Mona Awad


Mona Awad’s latest novel, Rouge, was a special type of treat: a book outside my comfort zone that both sucked me in with its driving plot and has lingered in my mind with its clever social commentary. 

Rouge is a dark, gothic fairytale that, at its core, offers a scathing satire of the contemporary beauty industry. The novel centers around Mirabelle, also called Mira by her friends and Belle by her family, a young woman with a pathological obsession for her skincare routines and skincare vlogs. The book begins in medias res after Belle’s mother’s funeral. We quickly come to understand the tense, troubled relationship Belle had with her mother, who was likewise obsessed with youth and beauty - achieving it, preserving it, comparing it, chasing it to whatever end. Belle begins to dig into the mysteries of her mother’s life and death, including her significant debt at the time of her death and seeming memory loss in the final weeks of her life. The mystery only thickens when Belle is led by a woman in a red dress from the funeral to a fancy spa on the cliffside of La Jolla, a spa her mother frequented. Belle descends - literally and figuratively - into the depths of the spa, lured into the cultish organization by the promise of life-changing beauty treatments. 

The book picks up speed in the second half, but the first half drags and could have been shorter - though the shocking twists and turns in the last 200 pages make the build-up ultimately worth it. I was also a bit disappointed in Awad’s character development. With such a rich, compelling plot, the characters could have used more exploration, particularly in the first half of the book when the plot drags along. 

Despite these criticisms, I still found the novel well worth a read. If the beauty industry were any less bizarre and predatory, perhaps the story wouldn’t work at all. But it is, and the novel shines because of it. Through both Belle and her mother, Awad demonstrates the all-consuming power of impossible beauty standards, leading both mother and daughter to sacrifice time, money, and more in the pursuit of youth and attractiveness. Awad does a sharp job highlighting how much of the beauty industry is built on exploiting women’s insecurities, from wrinkles to stretch marks, eye bags to cellulite and body hair - all perfectly natural things women have been told to hate about themselves, to buy a product to change. 

Importantly, though, Rouge goes beyond criticizing the blatant sexism of the beauty industry, offering a powerful reminder that this industry is based not just on an unrealistic beauty standard, but specifically an unrealistic, white, European beauty standard.
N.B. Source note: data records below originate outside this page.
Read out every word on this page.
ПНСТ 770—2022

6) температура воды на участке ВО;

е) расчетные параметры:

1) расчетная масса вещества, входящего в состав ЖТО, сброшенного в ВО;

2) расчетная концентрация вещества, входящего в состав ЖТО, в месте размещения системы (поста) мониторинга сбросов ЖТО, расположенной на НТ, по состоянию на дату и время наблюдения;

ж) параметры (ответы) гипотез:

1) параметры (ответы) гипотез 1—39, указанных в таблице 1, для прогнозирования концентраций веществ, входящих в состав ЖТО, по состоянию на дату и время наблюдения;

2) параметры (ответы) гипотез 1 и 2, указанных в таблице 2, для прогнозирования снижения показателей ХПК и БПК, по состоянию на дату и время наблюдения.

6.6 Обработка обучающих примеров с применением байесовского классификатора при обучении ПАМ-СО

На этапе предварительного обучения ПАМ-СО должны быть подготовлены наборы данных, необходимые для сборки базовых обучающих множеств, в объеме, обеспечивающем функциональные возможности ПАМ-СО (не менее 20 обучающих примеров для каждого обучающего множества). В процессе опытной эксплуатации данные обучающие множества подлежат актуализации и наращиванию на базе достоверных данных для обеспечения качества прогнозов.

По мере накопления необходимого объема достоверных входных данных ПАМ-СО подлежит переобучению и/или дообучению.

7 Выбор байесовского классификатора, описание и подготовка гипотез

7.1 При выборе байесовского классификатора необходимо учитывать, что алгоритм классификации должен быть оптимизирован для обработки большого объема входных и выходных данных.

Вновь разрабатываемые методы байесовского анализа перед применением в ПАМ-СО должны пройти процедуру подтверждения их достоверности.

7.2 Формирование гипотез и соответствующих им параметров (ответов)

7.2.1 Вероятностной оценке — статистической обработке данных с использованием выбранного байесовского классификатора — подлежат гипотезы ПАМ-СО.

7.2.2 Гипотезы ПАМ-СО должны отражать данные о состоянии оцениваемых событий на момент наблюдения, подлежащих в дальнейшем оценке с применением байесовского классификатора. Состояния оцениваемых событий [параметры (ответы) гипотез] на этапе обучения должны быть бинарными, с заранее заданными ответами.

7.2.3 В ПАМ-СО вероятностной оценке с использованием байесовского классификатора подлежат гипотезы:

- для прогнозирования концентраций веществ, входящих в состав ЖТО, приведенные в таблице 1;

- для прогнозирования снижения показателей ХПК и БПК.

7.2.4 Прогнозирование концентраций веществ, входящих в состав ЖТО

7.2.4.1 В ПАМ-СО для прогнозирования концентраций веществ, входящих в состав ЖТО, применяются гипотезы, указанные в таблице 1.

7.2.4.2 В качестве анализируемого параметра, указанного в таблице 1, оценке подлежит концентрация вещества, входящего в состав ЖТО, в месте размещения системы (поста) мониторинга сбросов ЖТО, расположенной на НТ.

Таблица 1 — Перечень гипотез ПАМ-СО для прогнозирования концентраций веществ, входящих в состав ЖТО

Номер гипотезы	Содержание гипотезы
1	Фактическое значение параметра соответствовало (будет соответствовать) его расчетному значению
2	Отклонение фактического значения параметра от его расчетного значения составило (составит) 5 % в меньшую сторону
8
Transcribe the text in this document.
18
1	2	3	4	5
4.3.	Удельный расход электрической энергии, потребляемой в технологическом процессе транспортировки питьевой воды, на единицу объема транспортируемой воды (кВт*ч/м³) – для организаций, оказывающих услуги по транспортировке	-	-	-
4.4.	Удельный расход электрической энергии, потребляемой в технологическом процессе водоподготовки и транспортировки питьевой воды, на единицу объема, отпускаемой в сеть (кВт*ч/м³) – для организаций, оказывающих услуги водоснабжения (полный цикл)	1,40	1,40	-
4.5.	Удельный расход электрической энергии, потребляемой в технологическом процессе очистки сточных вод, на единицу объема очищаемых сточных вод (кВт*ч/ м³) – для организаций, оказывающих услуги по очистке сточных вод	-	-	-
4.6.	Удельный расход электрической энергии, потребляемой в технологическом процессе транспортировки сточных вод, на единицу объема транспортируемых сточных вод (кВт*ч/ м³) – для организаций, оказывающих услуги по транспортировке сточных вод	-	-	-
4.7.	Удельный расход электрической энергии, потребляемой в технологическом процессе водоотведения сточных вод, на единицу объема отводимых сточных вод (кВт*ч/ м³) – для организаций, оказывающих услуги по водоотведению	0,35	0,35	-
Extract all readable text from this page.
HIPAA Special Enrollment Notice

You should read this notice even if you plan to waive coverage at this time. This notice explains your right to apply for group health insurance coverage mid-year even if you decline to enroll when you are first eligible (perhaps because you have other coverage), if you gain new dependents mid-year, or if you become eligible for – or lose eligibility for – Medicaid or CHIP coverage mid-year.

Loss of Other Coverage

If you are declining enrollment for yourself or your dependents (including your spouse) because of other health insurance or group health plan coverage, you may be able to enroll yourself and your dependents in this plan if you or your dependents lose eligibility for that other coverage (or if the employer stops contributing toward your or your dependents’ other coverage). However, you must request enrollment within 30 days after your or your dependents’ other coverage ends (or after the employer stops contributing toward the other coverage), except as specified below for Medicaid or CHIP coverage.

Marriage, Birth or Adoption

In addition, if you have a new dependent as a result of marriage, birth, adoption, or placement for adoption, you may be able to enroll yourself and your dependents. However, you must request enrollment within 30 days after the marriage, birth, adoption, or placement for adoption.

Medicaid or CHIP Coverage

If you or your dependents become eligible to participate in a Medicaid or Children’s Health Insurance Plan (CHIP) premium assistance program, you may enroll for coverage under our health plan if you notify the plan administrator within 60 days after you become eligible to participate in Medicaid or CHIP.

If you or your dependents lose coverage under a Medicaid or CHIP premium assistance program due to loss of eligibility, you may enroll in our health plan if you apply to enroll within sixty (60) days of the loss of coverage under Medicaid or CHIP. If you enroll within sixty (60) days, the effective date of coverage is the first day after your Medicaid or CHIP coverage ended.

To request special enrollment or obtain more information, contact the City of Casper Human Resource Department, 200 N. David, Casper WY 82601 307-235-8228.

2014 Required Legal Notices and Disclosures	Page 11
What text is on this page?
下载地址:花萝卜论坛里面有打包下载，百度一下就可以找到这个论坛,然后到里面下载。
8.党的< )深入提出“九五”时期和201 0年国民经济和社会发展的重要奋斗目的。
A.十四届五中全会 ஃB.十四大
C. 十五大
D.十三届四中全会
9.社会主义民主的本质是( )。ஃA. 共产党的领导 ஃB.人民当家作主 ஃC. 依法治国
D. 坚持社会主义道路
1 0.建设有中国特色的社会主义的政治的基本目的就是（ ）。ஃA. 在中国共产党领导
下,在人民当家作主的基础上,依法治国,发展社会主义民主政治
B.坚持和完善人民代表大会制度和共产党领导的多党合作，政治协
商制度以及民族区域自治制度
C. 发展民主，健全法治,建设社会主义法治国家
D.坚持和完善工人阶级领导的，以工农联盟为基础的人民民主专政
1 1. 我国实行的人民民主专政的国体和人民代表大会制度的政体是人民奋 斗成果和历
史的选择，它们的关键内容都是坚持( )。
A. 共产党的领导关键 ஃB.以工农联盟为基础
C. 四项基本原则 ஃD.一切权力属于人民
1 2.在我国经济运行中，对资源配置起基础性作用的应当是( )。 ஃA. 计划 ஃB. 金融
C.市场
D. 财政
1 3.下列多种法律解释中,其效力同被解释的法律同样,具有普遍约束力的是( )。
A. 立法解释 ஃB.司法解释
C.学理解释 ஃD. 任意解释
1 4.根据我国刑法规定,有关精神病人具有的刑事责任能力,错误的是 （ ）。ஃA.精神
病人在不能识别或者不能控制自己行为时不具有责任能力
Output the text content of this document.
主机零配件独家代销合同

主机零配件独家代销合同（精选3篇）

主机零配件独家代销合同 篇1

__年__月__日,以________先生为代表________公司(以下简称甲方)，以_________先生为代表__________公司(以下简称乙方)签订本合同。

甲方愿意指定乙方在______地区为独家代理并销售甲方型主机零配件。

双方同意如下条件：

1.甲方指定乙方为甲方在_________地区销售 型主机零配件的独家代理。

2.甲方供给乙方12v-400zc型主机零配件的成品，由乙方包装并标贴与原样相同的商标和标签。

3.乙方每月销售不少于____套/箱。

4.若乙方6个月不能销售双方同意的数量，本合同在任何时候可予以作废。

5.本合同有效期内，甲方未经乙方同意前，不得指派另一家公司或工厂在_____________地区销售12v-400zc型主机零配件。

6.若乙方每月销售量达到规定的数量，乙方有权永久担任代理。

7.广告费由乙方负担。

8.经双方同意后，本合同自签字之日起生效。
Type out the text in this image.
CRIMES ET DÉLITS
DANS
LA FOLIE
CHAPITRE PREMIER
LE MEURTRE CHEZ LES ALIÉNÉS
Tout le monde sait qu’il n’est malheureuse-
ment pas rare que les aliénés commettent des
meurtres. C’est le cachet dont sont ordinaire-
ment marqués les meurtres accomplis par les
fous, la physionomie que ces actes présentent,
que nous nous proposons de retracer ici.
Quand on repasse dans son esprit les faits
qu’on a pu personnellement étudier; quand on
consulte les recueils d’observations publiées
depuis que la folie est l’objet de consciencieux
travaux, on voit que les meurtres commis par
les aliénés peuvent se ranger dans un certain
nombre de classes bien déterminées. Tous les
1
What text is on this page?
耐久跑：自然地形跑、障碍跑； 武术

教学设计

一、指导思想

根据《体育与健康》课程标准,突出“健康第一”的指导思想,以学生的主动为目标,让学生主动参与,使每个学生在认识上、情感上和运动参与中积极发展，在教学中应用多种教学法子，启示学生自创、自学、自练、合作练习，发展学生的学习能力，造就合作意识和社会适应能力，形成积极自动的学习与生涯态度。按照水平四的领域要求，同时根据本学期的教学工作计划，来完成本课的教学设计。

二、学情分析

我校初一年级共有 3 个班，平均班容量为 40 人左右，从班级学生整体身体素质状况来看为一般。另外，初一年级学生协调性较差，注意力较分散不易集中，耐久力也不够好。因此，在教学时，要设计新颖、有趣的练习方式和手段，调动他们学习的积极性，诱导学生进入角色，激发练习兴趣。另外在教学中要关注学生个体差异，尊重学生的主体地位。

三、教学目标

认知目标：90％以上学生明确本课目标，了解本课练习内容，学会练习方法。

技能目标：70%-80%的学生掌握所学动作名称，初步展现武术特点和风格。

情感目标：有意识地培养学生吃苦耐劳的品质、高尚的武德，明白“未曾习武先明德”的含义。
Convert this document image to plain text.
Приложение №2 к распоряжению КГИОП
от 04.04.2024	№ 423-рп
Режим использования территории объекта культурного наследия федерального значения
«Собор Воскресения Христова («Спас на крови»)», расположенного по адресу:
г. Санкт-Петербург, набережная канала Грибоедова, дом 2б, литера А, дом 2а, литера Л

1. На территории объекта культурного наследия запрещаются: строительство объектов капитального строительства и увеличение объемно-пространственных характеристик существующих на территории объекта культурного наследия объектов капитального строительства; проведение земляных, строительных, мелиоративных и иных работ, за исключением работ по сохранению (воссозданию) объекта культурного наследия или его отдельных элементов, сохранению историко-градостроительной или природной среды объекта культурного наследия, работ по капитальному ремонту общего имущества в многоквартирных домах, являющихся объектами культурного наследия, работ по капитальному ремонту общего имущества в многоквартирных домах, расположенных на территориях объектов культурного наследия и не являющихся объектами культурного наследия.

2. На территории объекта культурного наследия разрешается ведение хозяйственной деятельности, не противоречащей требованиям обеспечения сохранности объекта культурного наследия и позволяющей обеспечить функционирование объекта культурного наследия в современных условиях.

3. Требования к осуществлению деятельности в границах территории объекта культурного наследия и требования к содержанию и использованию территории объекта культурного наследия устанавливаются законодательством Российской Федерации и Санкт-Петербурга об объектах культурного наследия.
Awad argues this point beautifully through Belle’s character, who, like Awad herself, is half French Canadian and half Egyptian. From a tragically young age, Belle compares herself to the white figures of feminine beauty around her - Snow White, women in 1990s fashion magazines, her own mother. Belle’s mother constantly compares her skin to Belle’s, at once exoticizing her ethnicity and culture and fetishizing her “exotic” beauty. The novel made me think more deeply about these issues and consider that, while it is difficult for all women to navigate the demands of an oppressive beauty standard, there is additional pain and pressure for women of color when the standard of beauty is a white one. 

In Rouge, Awad packages astute social commentary in the shape of a mysterious, noir horror tale that had me shocked, laughing out loud, confused, and up until midnight to finish. Not a perfect novel, but a fun one with a surprisingly timely message.